This Friday night concert is a once-in-a-lifetime experience: the stars – violin soloist Simone Lamsma, WASO Principal Conductor Asher Fisch and the orchestra itself – aligned; the elements – Richard Strauss’ tone poem Macbeth, Bruch’s Violin Concerto No. 1 in G minor and Robert Schumann’s Symphony No. 4 in D minor – fused.

The resulting alchemy sets the stage ablaze.

Strauss’s Liszt-inspired early essay in the tone poem is as combustible as it is compact, painting not just a vivid double portrait of the characters Macbeth and Lady Macbeth but the doom-laden trajectory of their entwined fates.

Simone Lamsma, Asher Fisch and WASO. Photo © Daniel James Grant

Right from the ominous introduction, Fisch and WASO have the measure of these unsavoury yet compelling personalities. Implacable, they drive the latter’s themes – one refulgent in brass, the other seductively clothed in skeins of winds and violins – through Strauss’s hellish modulations, motivic transformations and calamitous counterpoints with a febrile operatic excess bordering on the unhinged.

The much-needed catharsis is left to the Bruch. And not just to those big tutti climaxes which Fisch and WASO so fervently and full-bloodedly despatch. 

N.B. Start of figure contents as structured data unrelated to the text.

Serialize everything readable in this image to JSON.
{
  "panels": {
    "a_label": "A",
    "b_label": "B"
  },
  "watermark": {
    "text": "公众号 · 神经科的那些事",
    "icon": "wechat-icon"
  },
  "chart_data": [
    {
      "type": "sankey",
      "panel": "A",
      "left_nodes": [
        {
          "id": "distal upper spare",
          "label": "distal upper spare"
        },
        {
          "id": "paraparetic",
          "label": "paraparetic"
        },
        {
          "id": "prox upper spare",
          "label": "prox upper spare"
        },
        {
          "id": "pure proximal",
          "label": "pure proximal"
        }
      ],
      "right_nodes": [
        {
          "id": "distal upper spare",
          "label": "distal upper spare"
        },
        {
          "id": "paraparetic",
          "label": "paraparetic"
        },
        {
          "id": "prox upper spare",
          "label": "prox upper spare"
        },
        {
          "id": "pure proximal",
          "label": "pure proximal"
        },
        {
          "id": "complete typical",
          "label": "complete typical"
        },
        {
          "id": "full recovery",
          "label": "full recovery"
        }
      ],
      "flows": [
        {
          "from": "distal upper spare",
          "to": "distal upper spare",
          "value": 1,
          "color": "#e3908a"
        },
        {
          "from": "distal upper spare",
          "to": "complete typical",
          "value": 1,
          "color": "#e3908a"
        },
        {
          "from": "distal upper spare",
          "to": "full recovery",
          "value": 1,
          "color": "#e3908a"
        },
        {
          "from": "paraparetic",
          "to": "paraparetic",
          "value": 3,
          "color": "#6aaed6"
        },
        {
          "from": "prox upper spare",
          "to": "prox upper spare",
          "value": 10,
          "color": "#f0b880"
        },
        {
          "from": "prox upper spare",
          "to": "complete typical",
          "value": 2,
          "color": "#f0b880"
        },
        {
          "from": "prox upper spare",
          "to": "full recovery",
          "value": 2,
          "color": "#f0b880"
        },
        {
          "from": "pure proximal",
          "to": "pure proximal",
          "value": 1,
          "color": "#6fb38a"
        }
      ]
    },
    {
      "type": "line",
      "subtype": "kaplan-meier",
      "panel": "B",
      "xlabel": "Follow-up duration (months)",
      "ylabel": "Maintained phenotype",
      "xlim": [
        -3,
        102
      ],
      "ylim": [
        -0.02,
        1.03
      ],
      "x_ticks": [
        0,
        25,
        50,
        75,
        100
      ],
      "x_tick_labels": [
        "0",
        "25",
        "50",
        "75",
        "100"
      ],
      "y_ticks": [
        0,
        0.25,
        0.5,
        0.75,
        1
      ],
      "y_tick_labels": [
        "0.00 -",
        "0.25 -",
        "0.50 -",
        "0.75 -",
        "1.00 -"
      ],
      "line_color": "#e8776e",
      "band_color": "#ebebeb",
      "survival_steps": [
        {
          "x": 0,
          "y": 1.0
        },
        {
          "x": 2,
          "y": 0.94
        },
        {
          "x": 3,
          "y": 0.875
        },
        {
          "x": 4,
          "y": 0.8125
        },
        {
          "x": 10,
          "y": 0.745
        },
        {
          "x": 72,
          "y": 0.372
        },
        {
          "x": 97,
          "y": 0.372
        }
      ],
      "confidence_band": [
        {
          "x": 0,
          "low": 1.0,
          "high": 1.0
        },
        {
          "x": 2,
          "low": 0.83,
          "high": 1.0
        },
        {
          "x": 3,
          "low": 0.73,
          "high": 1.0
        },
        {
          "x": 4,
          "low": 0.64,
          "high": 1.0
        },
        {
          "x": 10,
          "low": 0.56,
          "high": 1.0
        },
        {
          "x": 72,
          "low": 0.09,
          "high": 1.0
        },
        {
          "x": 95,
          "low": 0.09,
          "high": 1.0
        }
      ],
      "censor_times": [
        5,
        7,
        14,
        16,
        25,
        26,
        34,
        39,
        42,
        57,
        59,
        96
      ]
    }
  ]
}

For in the Dutch violinist Simone Lamsma, it is as though Bruch has found his ideal prophet of the future, such is her ability to so fully inhabit the music. When playing her 1703 Stradivarius “Aurora ex-Foulis”, everything seems effortless yet incandescently intense, from the most virtuosic to the most lyrical passages; when not playing, she sways to the orchestra such that she and Fisch seem more dancing partners than soloist and conductor. 

Structurally and emotionally, this is Strauss’ Macbeth in reverse, moving from a brooding, tenebrous gathering of fragments through a redemptive aria of sublime purity to a triumphant major-key finale bursting with folk-like exuberance. 

Lamsma’s encore, the final movement from Paul Hindemith’s Sonata Op.11 No. 6 for solo violin, is just plain insane – but in a good way. 

Simone Lamsma, Asher Fisch and WASO. Photo © Daniel James Grant

There is something of the tone poem – or certainly the orchestral fantasia; indeed, it originally wore the label of “symphonic fantasia” and we also feel its kinship with the improvisatory first moment of the much later Bruch – in Schumann’s Symphony No. 4, written in 1841 but revised a decade later.

Written in four movements to be performed attacca, it’s a veritable double portrait of the composer’s alter egos, the fiery Florestan and the contemplative Eusebius. Not for nothing has it been called the most “Schumannesque” of his four symphonies.

Fisch and WASO last performed this work in November 2017. Naturally, I can’t recall the details of that earlier performance. But I do remember its impact, as one remembers falling in love for the first time. Or being hit by a truck, lol.

I can’t begin to tell you how many live performances and recordings of this work I’ve heard. Few have come close to the way Fisch so clearly articulates the ubiquity and dynamism of the cyclical and thematic material while generating a precipitous forward momentum – even delicately yet persuasively during the beautiful second movement Romanze – of such potency and power.

Simone Lamsma, Asher Fisch and WASO. Photo © Daniel James Grant

Much of this has to do with the sharply accented cadential material, particularly in the accelerating first movement and the third movement Scherzo. But it is the sheer detail and inner tension within and among the various sections of the orchestra which contributes to, and contextualises, these gut-punch moments, strings, winds, brass and percussion so brilliantly balanced.

As we hurtle towards D major in the final movement’s coda, one already knows that this is indeed a once-in-a-lifetime experience. That we have kissed joy as it flies.